Au fil des œuvres : Créer, entre folie et génie

ART • De l’artiste maudit·e au·à la génie incompris·e, nombreux sont les qualificatifs qui associent l’acte de création à une forme de mal-être. Ce dernier est-il pour autant symptomatique d’une créativité exceptionnelle ?

« Il n’y a pas de génie sans un grain de folie », affirmait Aristote dans sa Poétique. Depuis l’Antiquité grecque, la thèse d’une corrélation entre folie et génie constitue un véritable mythe, reprise au XIXe siècle par le romantisme, puis par le surréalisme au XXe siècle, alimentant les fantasmes autour de la figure de l’artiste.
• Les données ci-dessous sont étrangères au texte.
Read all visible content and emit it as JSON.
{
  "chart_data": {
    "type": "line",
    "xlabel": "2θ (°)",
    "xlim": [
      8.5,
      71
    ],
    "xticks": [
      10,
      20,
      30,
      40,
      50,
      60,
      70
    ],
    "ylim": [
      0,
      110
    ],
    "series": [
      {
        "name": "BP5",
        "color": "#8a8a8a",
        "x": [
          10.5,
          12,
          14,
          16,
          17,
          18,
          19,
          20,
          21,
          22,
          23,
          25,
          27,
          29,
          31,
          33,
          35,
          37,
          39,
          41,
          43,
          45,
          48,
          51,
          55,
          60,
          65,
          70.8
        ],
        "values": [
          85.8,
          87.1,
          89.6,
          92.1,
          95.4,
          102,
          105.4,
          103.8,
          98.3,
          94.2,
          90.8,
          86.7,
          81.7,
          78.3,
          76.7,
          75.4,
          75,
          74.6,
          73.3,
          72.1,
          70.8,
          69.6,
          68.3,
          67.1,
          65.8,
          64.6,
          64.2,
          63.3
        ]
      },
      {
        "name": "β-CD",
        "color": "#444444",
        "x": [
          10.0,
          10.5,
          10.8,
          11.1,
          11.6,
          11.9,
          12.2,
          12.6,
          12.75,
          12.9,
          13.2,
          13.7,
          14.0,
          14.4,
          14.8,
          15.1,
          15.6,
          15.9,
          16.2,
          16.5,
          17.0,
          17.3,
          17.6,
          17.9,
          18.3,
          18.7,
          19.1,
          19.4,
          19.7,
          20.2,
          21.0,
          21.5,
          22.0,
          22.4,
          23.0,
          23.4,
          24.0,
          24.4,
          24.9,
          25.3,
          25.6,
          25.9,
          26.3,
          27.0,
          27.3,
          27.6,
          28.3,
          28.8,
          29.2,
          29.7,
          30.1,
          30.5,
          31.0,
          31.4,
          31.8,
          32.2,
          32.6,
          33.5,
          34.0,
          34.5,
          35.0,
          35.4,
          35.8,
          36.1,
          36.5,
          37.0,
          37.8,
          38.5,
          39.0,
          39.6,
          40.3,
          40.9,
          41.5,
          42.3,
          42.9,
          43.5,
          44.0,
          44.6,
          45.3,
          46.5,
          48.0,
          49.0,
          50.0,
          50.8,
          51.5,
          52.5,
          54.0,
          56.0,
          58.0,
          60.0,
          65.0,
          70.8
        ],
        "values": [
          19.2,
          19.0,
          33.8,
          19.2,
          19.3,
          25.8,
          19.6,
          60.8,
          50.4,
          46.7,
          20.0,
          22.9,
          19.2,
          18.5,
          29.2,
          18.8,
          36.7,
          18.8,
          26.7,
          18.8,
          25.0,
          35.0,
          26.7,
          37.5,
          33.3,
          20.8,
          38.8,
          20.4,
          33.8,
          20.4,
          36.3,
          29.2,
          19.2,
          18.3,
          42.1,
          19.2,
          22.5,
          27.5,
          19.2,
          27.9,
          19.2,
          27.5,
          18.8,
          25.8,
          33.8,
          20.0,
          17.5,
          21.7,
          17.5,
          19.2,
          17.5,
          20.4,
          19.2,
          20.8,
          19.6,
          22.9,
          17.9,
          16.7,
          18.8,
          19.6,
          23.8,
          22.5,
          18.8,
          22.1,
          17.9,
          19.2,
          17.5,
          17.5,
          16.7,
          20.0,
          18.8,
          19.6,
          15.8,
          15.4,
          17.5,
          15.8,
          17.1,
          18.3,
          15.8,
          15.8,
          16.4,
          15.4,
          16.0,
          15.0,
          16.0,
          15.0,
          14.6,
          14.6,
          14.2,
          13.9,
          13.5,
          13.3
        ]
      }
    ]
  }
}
Des œuvres en miroir de la maladie

Plusieurs noms célèbres ont fait l’objet de spéculations quant à la fragilité et l’instabilité de leur santé mentale, comme Van Gogh, dont la relation épistolaire avec frère nous libre des éléments de sa personnalité et de son tempérament tourmenté. Un désespoir a d’ailleurs été régulièrement interprété dans certaines œuvres du peintre, par l’agitation qui s’en dégage, à l’instar de Champ de blé aux corbeaux, réalisé peu de temps avant son suicide, à l’âge de 37 ans. En littérature, dans le recueil Une saison en enfer, Rimbaud cherche à s’affranchir du carcan de la raison et à explorer des ressentis insoupçonnés en poésie, au moyen d’hallucinations. Des troubles que Maupassant connaît également à la fin de sa vie, atteint de la syphilis, l’écrivain est en effet en proie à de nombreux délires et autres symptômes psychiatriques semblables à ceux dépeints dans sa nouvelle fantastique intitulée Le Horla, dans laquelle le narrateur est traqué par une créature invisible éponyme. A travers les mots et les tableaux, les maux ont ainsi sublimé les créations de ces artistes, les élevant à la postérité, malgré une destruction à la fois psychique et physique.

Être dément·e, gage de talent ?

Une étude génétique islandaise, publiée en 2015 dans la revue britannique Nature Neuroscience, a démontré qu’il existe bel et bien un lien entre les métiers créatifs et certaines pathologies mentales. Le psychiatre français Raphaël Gaillard, quant à lui, s’intéresse également aux autres membres de la famille des personnes touchées, car ceux·celles-ci sont susceptibles de développer une fibre artistique. Ces constats méritent cependant d’être nuancés, dans la mesure où les spécialistes s’accordent à dire qu’une trop grande souffrance réduit l’aspiration à créer. La « folie » peut donc réfréner un·e artiste, comme en témoigne le cas de la sculptrice Camille Claudel, qui n’a plus produit aucune œuvre durant les trente dernières années de son internement. D’autres tournent en dérision ce diagnostic, tel que Dalí – au demeurant, controversé par ses prises de positions politiques durant la Seconde Guerre mondiale –, qui s’exclamait : « L’unique différence entre un fou et moi, c’est quoi moi je ne suis pas fou ! ».

Il existe un lien entre les métiers créatifs et certaines pathologies mentales

Fou·folle pour certain·e·s, génie pour d’autres ; la notion de « folie » demeure ainsi polysémique et subjective. Toujours est-il que des troubles psychiques ont indéniablement stimulé les démarches créatrices de plusieurs artistes, pour lesquel·le·s la maladie s’est avérée être une étape décisive de leur processus. Au-delà de toute considération médicale, cette souffrance a pu, parfois, révéler un désir contrarié de liberté.